Category	Function	Local Minima
Convex	\(f(x) = x^2\)	Global minimum at \(x=0\)
Non-Convex but \(f'(x)<0\)	\(f(x) = -\mathcal{N}(x; 0, 1)\)	Global minimum at \(x=0\)
Non-Convex with \(f'(x) \geq 0\)	\(f(A,B,w) = w^T \sigma (B \sigma (A x))\)	Multiple local minima
Non-Convex and Poorly Conditioned \(\nabla^2 f(x)\)	\(f(t) = x(t)^T A x(t), \quad x(t) = \text{square wave}\)	Multiple local minima and discontinuous

To illustrate these functions even more we can plot them as well.

Show the code

import numpy as np
import matplotlib.pyplot as plt

x = np.linspace(-5, 5, 100)
y1 = x**2
y2 = -np.exp(-x**2)
y3 = np.sin(x) + .5*x

#square wave
def square_wave(x):
    return 1 if np.sin(3*x) > 0 else 0

y4 = [square_wave(xi)**2 for xi in x]

fig, ax = plt.subplots(2, 2)
ax[0, 0].plot(x, y1)
ax[0, 0].set_title("Convex: $f(x) = x^2$")
ax[0, 1].plot(x, y2)
ax[0, 1].set_title("Non-Convex but $f'(x)<0$ \n $f(x) = -\mathcal{N}(x; 0, 1)$")
ax[1, 0].plot(x, y3)
ax[1, 0].set_title("Non-Convex with $f'(x) \geq 0$ \n $f(x) = sin(x)+.5 x$")
ax[1, 1].plot(x, y4)
ax[1, 1].set_title("Non-Convex and Poorly Conditioned $\nabla^2 f(x)$")

plt.tight_layout()
plt.show()

Direct Search Methods

A direct search (Wikipedia 2024) can be performed to try to find the global minimum of a non-convex function (Lewis, Torczon, and Trosset 2000).

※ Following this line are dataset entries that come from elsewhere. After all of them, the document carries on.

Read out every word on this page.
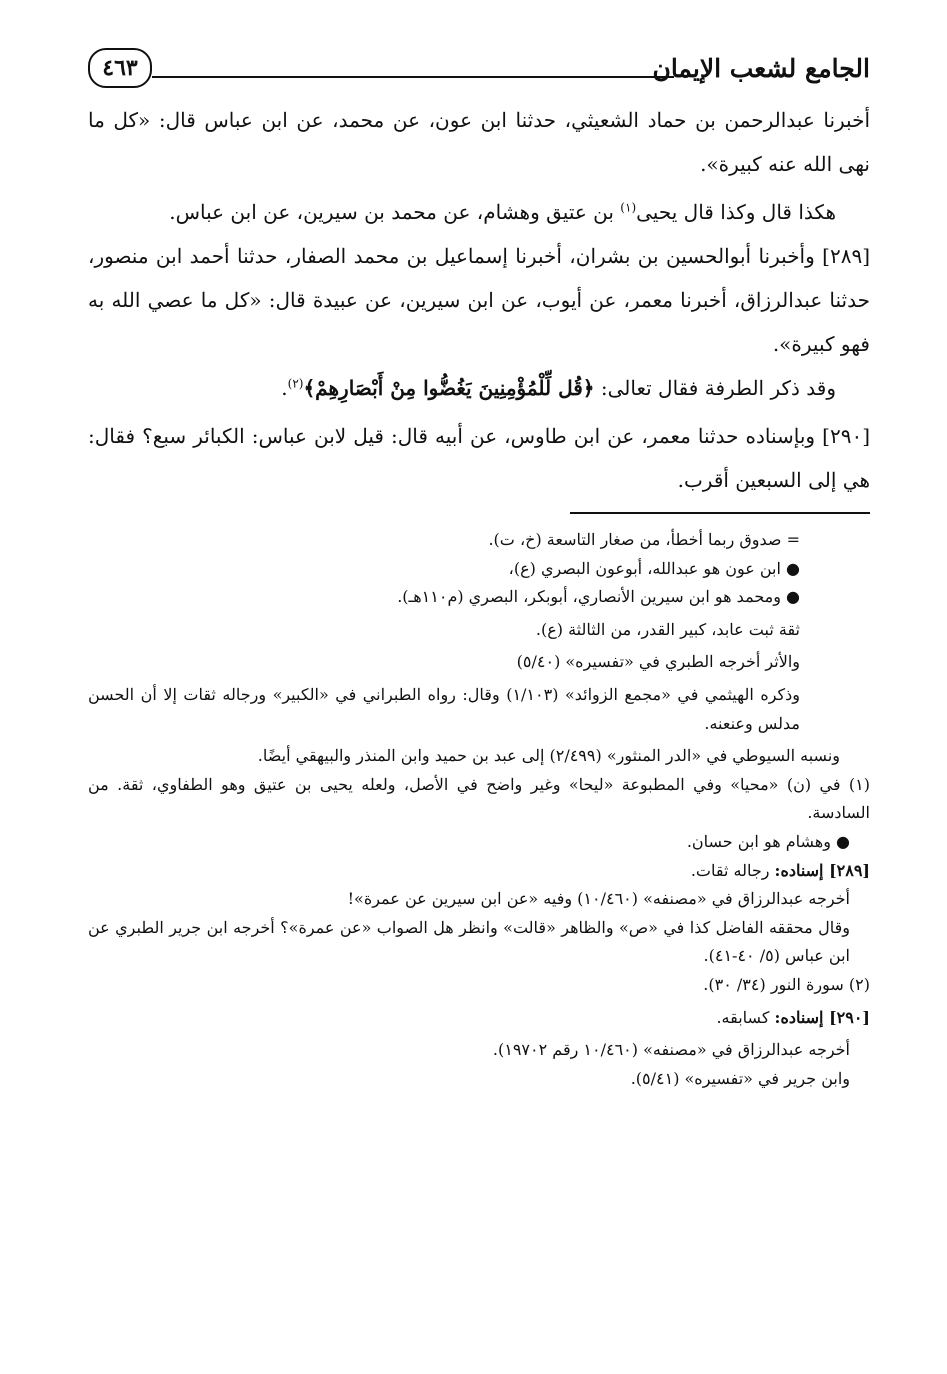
الجامع لشعب الإيمان
٤٦٣

أخبرنا عبدالرحمن بن حماد الشعيثي، حدثنا ابن عون، عن محمد، عن ابن عباس قال: «كل ما نهى الله عنه كبيرة».

هكذا قال وكذا قال يحيى$^{(١)}$ بن عتيق وهشام، عن محمد بن سيرين، عن ابن عباس.

[٢٨٩] وأخبرنا أبوالحسين بن بشران، أخبرنا إسماعيل بن محمد الصفار، حدثنا أحمد ابن منصور، حدثنا عبدالرزاق، أخبرنا معمر، عن أيوب، عن ابن سيرين، عن عبيدة قال: «كل ما عصي الله به فهو كبيرة».

وقد ذكر الطرفة فقال تعالى: ﴿قُل لِّلْمُؤْمِنِينَ يَغُضُّوا مِنْ أَبْصَارِهِمْ﴾$^{(٢)}$.

[٢٩٠] وبإسناده حدثنا معمر، عن ابن طاوس، عن أبيه قال: قيل لابن عباس: الكبائر سبع؟ فقال: هي إلى السبعين أقرب.

= صدوق ربما أخطأ، من صغار التاسعة (خ، ت).

● ابن عون هو عبدالله، أبوعون البصري (ع)،

● ومحمد هو ابن سيرين الأنصاري، أبوبكر، البصري (م١١٠هـ).

ثقة ثبت عابد، كبير القدر، من الثالثة (ع).

والأثر أخرجه الطبري في «تفسيره» (٥/٤٠)

وذكره الهيثمي في «مجمع الزوائد» (١/١٠٣) وقال: رواه الطبراني في «الكبير» ورجاله ثقات إلا أن الحسن مدلس وعنعنه.

ونسبه السيوطي في «الدر المنثور» (٢/٤٩٩) إلى عبد بن حميد وابن المنذر والبيهقي أيضًا.

(١) في (ن) «محيا» وفي المطبوعة «ليحا» وغير واضح في الأصل، ولعله يحيى بن عتيق وهو الطفاوي، ثقة. من السادسة.

● وهشام هو ابن حسان.

[٢٨٩] إسناده: رجاله ثقات.

أخرجه عبدالرزاق في «مصنفه» (١٠/٤٦٠) وفيه «عن ابن سيرين عن عمرة»!

وقال محققه الفاضل كذا في «ص» والظاهر «قالت» وانظر هل الصواب «عن عمرة»؟ أخرجه ابن جرير الطبري عن ابن عباس (٥/ ٤٠-٤١).

(٢) سورة النور (٣٤/ ٣٠).

[٢٩٠] إسناده: كسابقه.

أخرجه عبدالرزاق في «مصنفه» (١٠/٤٦٠ رقم ١٩٧٠٢).

وابن جرير في «تفسيره» (٥/٤١).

\[ x_{k+1} = x_k + \alpha_k d_k, \quad d_k \in \mathbb{R}^n.\]

In this case the direction does not follow the gradient descent rule, there could be a stochastic element. The general algorithms that implement this will have the property that the step size decreases over time such that

\[ \| \alpha_k d_k \| \to 0, \ k \to \infty\]

The implementation ignores seeking information about the gradient or the Hessian of the function. Instead some points in the surrounding region are computed and the most optimal decrease for the next step is selected.

The method has been known since the 1950s but it fell out of favour due to the slow rate of convergence. However, with parallel computing advances it has become more feasible to use again. For a large set of direct search methods, it is possible to rigorously prove that they will converge to a local minimum (Kolda, Lewis, and Torczon 2003).

Homotopy

In mathematics, homotopy refers to the continuous transformation of one function into another. In optimization, homotopy—or continuation optimization—is used to transform a highly non-convex function into a simpler, often more convex surrogate function. This approach enables the optimizer to escape local minima and approach a global minimum by incrementally tackling easier, intermediate optimization problems.

The core idea behind homotopy optimization is to relax a difficult optimization problem into a series of smoother problems that gradually resemble the original objective function. This relaxation process spreads the gradient and Hessian information outward, making the function landscape easier to navigate and minimizing the risk of getting stuck in local minima.

This can be accomplished using a convolution with a simple function as a kernel. The kernel that is used can have variable width and parameterization, there are varying degrees of relaxation which can be parameterized using a \(t\) time variable. As \(t \to 0\) the function becomes more like the original function, and as \(t \to 1\) the function becomes more like the smoothing function. The homotopy between the two is parameterized by \(t \in [0, 1]\).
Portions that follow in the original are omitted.